Castellar Neto disse ainda que houve uma maior dificuldade para operacionalização das emendas populares em decorrência do aumento das emendas impositivas, que passaram a ocupar parte maior do orçamento.
Crédito consignado e recursos do metrô são abordados
A deputada Bella Gonçalves (PT) quis saber se a Sefaz tem acompanhado a situação de endividamento de servidores que recorrem ao crédito consignado em folha. A parlamentar indagou qual banco administraria a maior parte do crédito. Em resposta, a secretária disse que a administração da folha é da alçada da Secretaria de Gestão e Planejamento (Seplag).
A deputada também perguntou sobre recursos oriundos da repactuação do acordo de Brumadinho e voltados para obras do metrô, que, segundo ela, teriam sido enviados ao Banco do Brasil, mas posteriormente transferidos para o banco BTG Pactual. Conforme a deputada, falta transparência sobre o assunto.
A secretária disse desconhecer a transferência. "Nas contas geridas pelo Tesouro, não temos notícia dessa movimentação", afirmou.
Comunicação nega superexposição
A titular da Secom foi questionada pelos parlamentares Beatriz Cerqueira e Leleco Pimentel sobre uma possível superexposição da imagem do governador em período eleitoral, inclusive na ação Governo Presente, em que regiões têm recebido ações itinerantes do Executivo.
A secretária rebateu, informando que o governador é o líder do Estado e que, por isso, está presente na maioria das ações do governo. Contudo, sua imagem estaria presente em menos de 50% dos posts no perfil do governo no Instagram. Num apanhado de 251 posts levantados pela secretária, somente 18, ou 7% do total, traziam o governador na capa.
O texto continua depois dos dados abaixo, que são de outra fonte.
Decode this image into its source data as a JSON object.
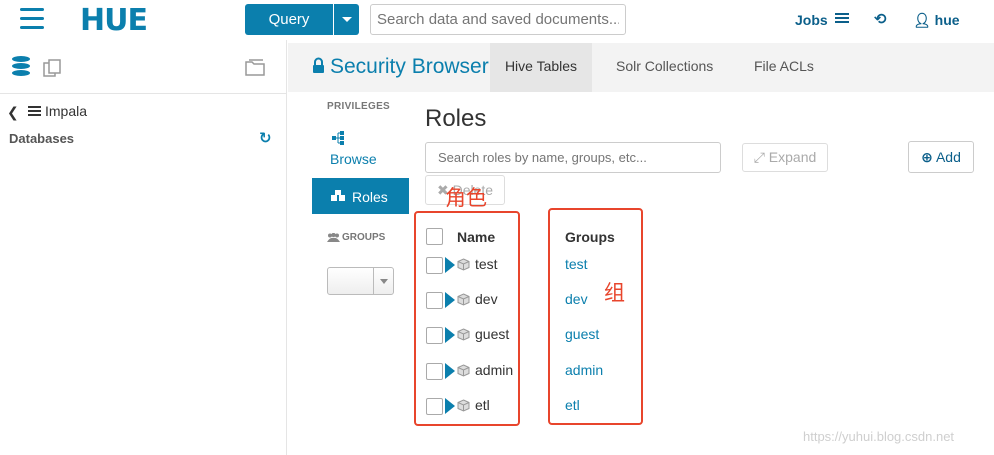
{
  "topbar": {
    "logo_text": "HUE",
    "query_label": "Query",
    "search_placeholder": "Search data and saved documents...",
    "jobs_label": "Jobs",
    "user_label": "hue"
  },
  "leftpanel": {
    "back_label": "Impala",
    "databases_label": "Databases"
  },
  "security": {
    "title": "Security Browser",
    "tabs": [
      {
        "label": "Hive Tables",
        "active": true
      },
      {
        "label": "Solr Collections",
        "active": false
      },
      {
        "label": "File ACLs",
        "active": false
      }
    ]
  },
  "sidenav": {
    "privileges_label": "PRIVILEGES",
    "browse_label": "Browse",
    "roles_label": "Roles",
    "groups_label": "GROUPS",
    "groups_select_value": ""
  },
  "content": {
    "title": "Roles",
    "search_placeholder": "Search roles by name, groups, etc...",
    "expand_label": "Expand",
    "add_label": "Add",
    "delete_label": "Delete",
    "columns": {
      "name": "Name",
      "groups": "Groups"
    },
    "rows": [
      {
        "name": "test",
        "group": "test"
      },
      {
        "name": "dev",
        "group": "dev"
      },
      {
        "name": "guest",
        "group": "guest"
      },
      {
        "name": "admin",
        "group": "admin"
      },
      {
        "name": "etl",
        "group": "etl"
      }
    ]
  },
  "annotations": {
    "roles_cn": "角色",
    "group_cn": "组",
    "accent_color": "#e8452c"
  },
  "watermark": "https://yuhui.blog.csdn.net",
  "colors": {
    "brand": "#0b7fad",
    "link": "#0b5f8a"
  }
}
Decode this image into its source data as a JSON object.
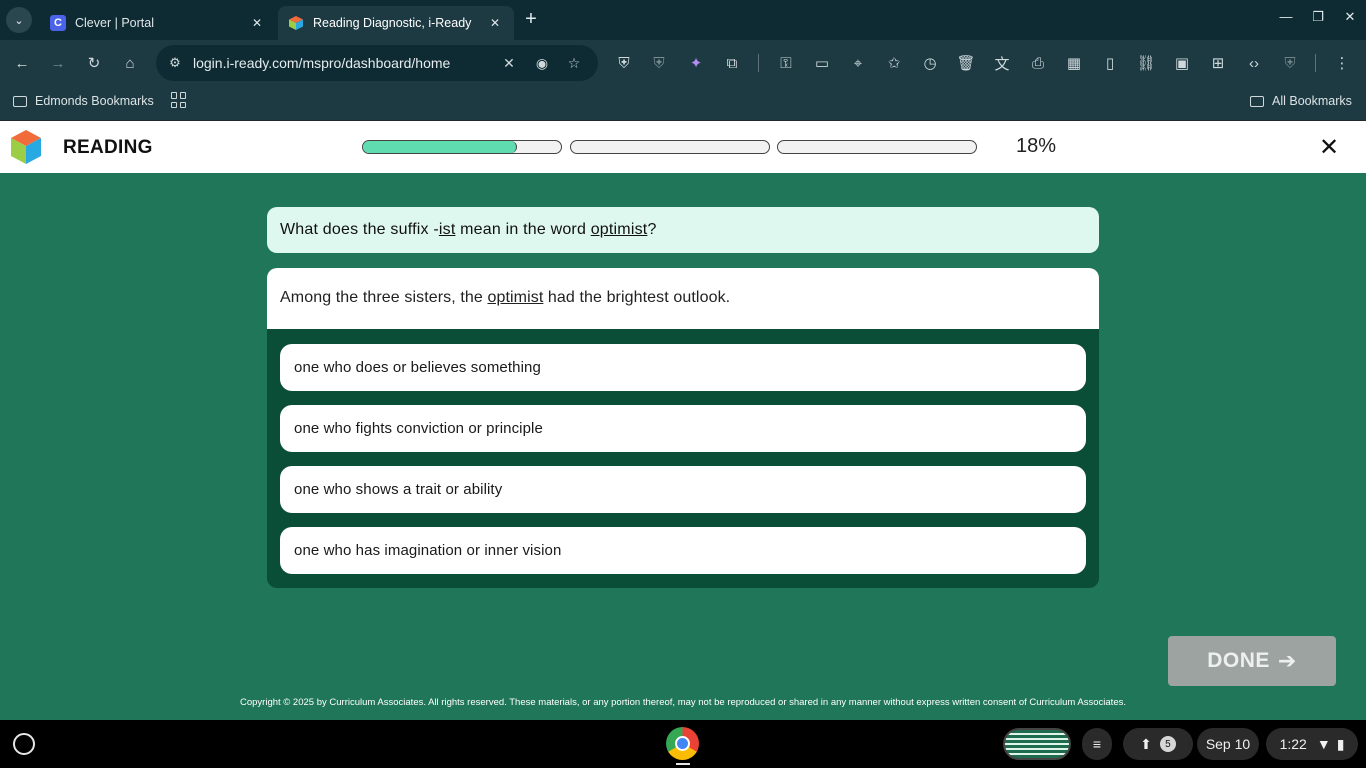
{
  "browser": {
    "tabs": [
      {
        "title": "Clever | Portal",
        "favicon_letter": "C"
      },
      {
        "title": "Reading Diagnostic, i-Ready"
      }
    ],
    "url": "login.i-ready.com/mspro/dashboard/home",
    "bookmarks": {
      "edmonds": "Edmonds Bookmarks",
      "all": "All Bookmarks"
    }
  },
  "page": {
    "subject": "READING",
    "progress": {
      "segments": [
        0.78,
        0.0,
        0.0
      ],
      "percent_label": "18%"
    },
    "question": {
      "prefix": "What does the suffix -",
      "suffix_word": "ist",
      "middle": " mean in the word ",
      "target_word": "optimist",
      "end": "?"
    },
    "passage": {
      "before": "Among the three sisters, the ",
      "target_word": "optimist",
      "after": " had the brightest outlook."
    },
    "choices": [
      "one who does or believes something",
      "one who fights conviction or principle",
      "one who shows a trait or ability",
      "one who has imagination or inner vision"
    ],
    "done_label": "DONE",
    "copyright": "Copyright © 2025 by Curriculum Associates. All rights reserved. These materials, or any portion thereof, may not be reproduced or shared in any manner without express written consent of Curriculum Associates."
  },
  "shelf": {
    "notification_count": "5",
    "date": "Sep 10",
    "time": "1:22"
  },
  "colors": {
    "content_bg": "#207659",
    "card_bg": "#0b4e37",
    "question_bg": "#dff8ef",
    "progress_fill": "#5fdcb0",
    "done_disabled": "#9da3a1"
  }
}
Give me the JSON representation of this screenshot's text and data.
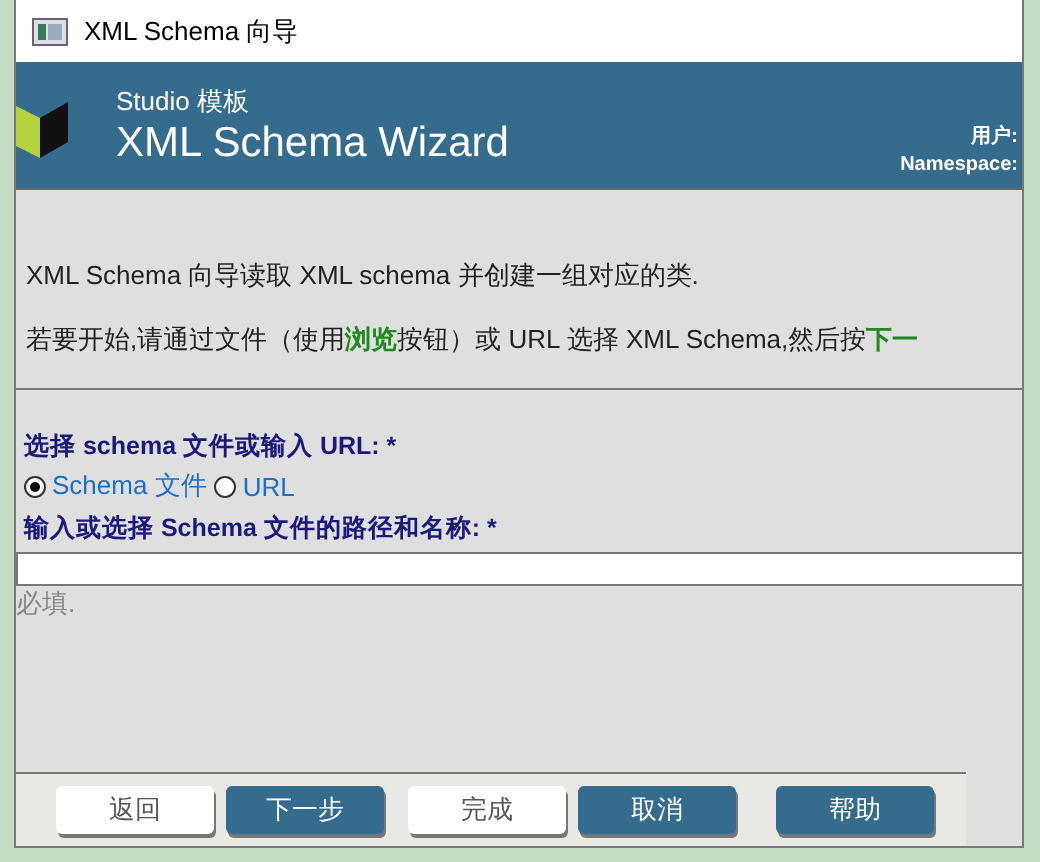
{
  "window": {
    "title": "XML Schema 向导"
  },
  "header": {
    "subtitle": "Studio 模板",
    "title": "XML Schema Wizard",
    "user_label": "用户:",
    "namespace_label": "Namespace:"
  },
  "intro": [
    {
      "parts": [
        {
          "kind": "plain",
          "text": "XML Schema 向导读取 XML schema 并创建一组对应的类."
        }
      ]
    },
    {
      "parts": [
        {
          "kind": "plain",
          "text": "若要开始,请通过文件（使用"
        },
        {
          "kind": "highlight",
          "text": "浏览"
        },
        {
          "kind": "plain",
          "text": "按钮）或 URL 选择 XML Schema,然后按"
        },
        {
          "kind": "highlight",
          "text": "下一"
        }
      ]
    }
  ],
  "source": {
    "label": "选择 schema 文件或输入 URL: *",
    "options": [
      {
        "label": "Schema 文件",
        "selected": true
      },
      {
        "label": "URL",
        "selected": false
      }
    ]
  },
  "path": {
    "label": "输入或选择 Schema 文件的路径和名称: *",
    "hint": "必填."
  },
  "buttons": [
    {
      "label": "返回",
      "disabled": true
    },
    {
      "label": "下一步",
      "disabled": false
    },
    {
      "label": "完成",
      "disabled": true
    },
    {
      "label": "取消",
      "disabled": false
    },
    {
      "label": "帮助",
      "disabled": false
    }
  ]
}
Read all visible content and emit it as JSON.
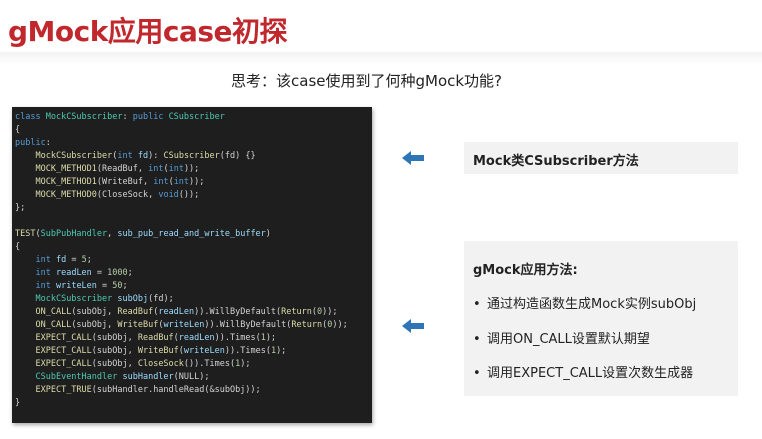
{
  "slide": {
    "title": "gMock应用case初探",
    "question": "思考：该case使用到了何种gMock功能?"
  },
  "code": {
    "lines": [
      [
        [
          "kw",
          "class "
        ],
        [
          "ty",
          "MockCSubscriber"
        ],
        [
          "t",
          ": "
        ],
        [
          "kw",
          "public "
        ],
        [
          "ty",
          "CSubscriber"
        ]
      ],
      [
        [
          "t",
          "{"
        ]
      ],
      [
        [
          "kw",
          "public"
        ],
        [
          "t",
          ":"
        ]
      ],
      [
        [
          "t",
          "    "
        ],
        [
          "fn",
          "MockCSubscriber"
        ],
        [
          "t",
          "("
        ],
        [
          "kw",
          "int "
        ],
        [
          "vr",
          "fd"
        ],
        [
          "t",
          "): "
        ],
        [
          "fn",
          "CSubscriber"
        ],
        [
          "t",
          "(fd) {}"
        ]
      ],
      [
        [
          "t",
          "    "
        ],
        [
          "fn",
          "MOCK_METHOD1"
        ],
        [
          "t",
          "(ReadBuf, "
        ],
        [
          "kw",
          "int"
        ],
        [
          "t",
          "("
        ],
        [
          "kw",
          "int"
        ],
        [
          "t",
          "));"
        ]
      ],
      [
        [
          "t",
          "    "
        ],
        [
          "fn",
          "MOCK_METHOD1"
        ],
        [
          "t",
          "(WriteBuf, "
        ],
        [
          "kw",
          "int"
        ],
        [
          "t",
          "("
        ],
        [
          "kw",
          "int"
        ],
        [
          "t",
          "));"
        ]
      ],
      [
        [
          "t",
          "    "
        ],
        [
          "fn",
          "MOCK_METHOD0"
        ],
        [
          "t",
          "(CloseSock, "
        ],
        [
          "kw",
          "void"
        ],
        [
          "t",
          "());"
        ]
      ],
      [
        [
          "t",
          "};"
        ]
      ],
      [
        [
          "t",
          ""
        ]
      ],
      [
        [
          "fn",
          "TEST"
        ],
        [
          "t",
          "("
        ],
        [
          "ty",
          "SubPubHandler"
        ],
        [
          "t",
          ", "
        ],
        [
          "vr",
          "sub_pub_read_and_write_buffer"
        ],
        [
          "t",
          ")"
        ]
      ],
      [
        [
          "t",
          "{"
        ]
      ],
      [
        [
          "t",
          "    "
        ],
        [
          "kw",
          "int "
        ],
        [
          "vr",
          "fd"
        ],
        [
          "t",
          " = "
        ],
        [
          "nm",
          "5"
        ],
        [
          "t",
          ";"
        ]
      ],
      [
        [
          "t",
          "    "
        ],
        [
          "kw",
          "int "
        ],
        [
          "vr",
          "readLen"
        ],
        [
          "t",
          " = "
        ],
        [
          "nm",
          "1000"
        ],
        [
          "t",
          ";"
        ]
      ],
      [
        [
          "t",
          "    "
        ],
        [
          "kw",
          "int "
        ],
        [
          "vr",
          "writeLen"
        ],
        [
          "t",
          " = "
        ],
        [
          "nm",
          "50"
        ],
        [
          "t",
          ";"
        ]
      ],
      [
        [
          "t",
          "    "
        ],
        [
          "ty",
          "MockCSubscriber "
        ],
        [
          "vr",
          "subObj"
        ],
        [
          "t",
          "(fd);"
        ]
      ],
      [
        [
          "t",
          "    "
        ],
        [
          "fn",
          "ON_CALL"
        ],
        [
          "t",
          "(subObj, "
        ],
        [
          "fn",
          "ReadBuf"
        ],
        [
          "t",
          "("
        ],
        [
          "vr",
          "readLen"
        ],
        [
          "t",
          ")).WillByDefault("
        ],
        [
          "fn",
          "Return"
        ],
        [
          "t",
          "("
        ],
        [
          "nm",
          "0"
        ],
        [
          "t",
          "));"
        ]
      ],
      [
        [
          "t",
          "    "
        ],
        [
          "fn",
          "ON_CALL"
        ],
        [
          "t",
          "(subObj, "
        ],
        [
          "fn",
          "WriteBuf"
        ],
        [
          "t",
          "("
        ],
        [
          "vr",
          "writeLen"
        ],
        [
          "t",
          ")).WillByDefault("
        ],
        [
          "fn",
          "Return"
        ],
        [
          "t",
          "("
        ],
        [
          "nm",
          "0"
        ],
        [
          "t",
          "));"
        ]
      ],
      [
        [
          "t",
          "    "
        ],
        [
          "fn",
          "EXPECT_CALL"
        ],
        [
          "t",
          "(subObj, "
        ],
        [
          "fn",
          "ReadBuf"
        ],
        [
          "t",
          "("
        ],
        [
          "vr",
          "readLen"
        ],
        [
          "t",
          ")).Times("
        ],
        [
          "nm",
          "1"
        ],
        [
          "t",
          ");"
        ]
      ],
      [
        [
          "t",
          "    "
        ],
        [
          "fn",
          "EXPECT_CALL"
        ],
        [
          "t",
          "(subObj, "
        ],
        [
          "fn",
          "WriteBuf"
        ],
        [
          "t",
          "("
        ],
        [
          "vr",
          "writeLen"
        ],
        [
          "t",
          ")).Times("
        ],
        [
          "nm",
          "1"
        ],
        [
          "t",
          ");"
        ]
      ],
      [
        [
          "t",
          "    "
        ],
        [
          "fn",
          "EXPECT_CALL"
        ],
        [
          "t",
          "(subObj, "
        ],
        [
          "fn",
          "CloseSock"
        ],
        [
          "t",
          "()).Times("
        ],
        [
          "nm",
          "1"
        ],
        [
          "t",
          ");"
        ]
      ],
      [
        [
          "t",
          "    "
        ],
        [
          "ty",
          "CSubEventHandler "
        ],
        [
          "vr",
          "subHandler"
        ],
        [
          "t",
          "(NULL);"
        ]
      ],
      [
        [
          "t",
          "    "
        ],
        [
          "fn",
          "EXPECT_TRUE"
        ],
        [
          "t",
          "(subHandler.handleRead(&subObj));"
        ]
      ],
      [
        [
          "t",
          "}"
        ]
      ]
    ]
  },
  "callout_mock": {
    "label": "Mock类CSubscriber方法"
  },
  "callout_usage": {
    "heading": "gMock应用方法:",
    "bullets": [
      "通过构造函数生成Mock实例subObj",
      "调用ON_CALL设置默认期望",
      "调用EXPECT_CALL设置次数生成器"
    ]
  },
  "bullet_symbol": "•",
  "colors": {
    "title": "#c0282d",
    "arrow": "#2e75b6",
    "code_bg": "#1e1e1e",
    "callout_bg": "#f2f2f2"
  },
  "icons": {
    "arrow": "arrow-left-icon"
  }
}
Presença de gestores é destacada
Deputados como Dalmo Ribeiro (PSDB) destacaram a presença dos quatro secretários à Prestação de Contas do Governo, inclusive defendendo a iniciativa das visitas do governador às várias regiões do Estado e a ação Governo Presente, ressaltada por Carlos Pimenta (PDB) e Zé Laviola (Novo).
O deputado Adriano Alvarenga (PP) também elogiou ações do governo, e o deputado Duarte Bechir (PSD) avaliou que o intuito da Prestação de Contas do Governo é fazer sugestões e cobrar resultados, buscando o aperfeiçoamento de ações, e demonstrou confiança na gestão da secretária à frente da Sefaz.
O deputado Arlen Santiago (MDB) ainda destacou que "foi esse o governo do Estado a cumprir os 12% constitucionais em recursos para a saúde".
A deputada Carol Caram (Avante) quis saber sobre ferramentas de atendimento ao contribuinte, tendo a secretária Luciana Mundim destacado a criação do atendente virtual Zé, um chatbot inteligente que atua no Portal da Sefaz. Já o secretário da Casa Civil, Marcel Beghini, respondeu à parlamentar que pensará na institucionalização de mecanismos de participação social para defesa do consumidor.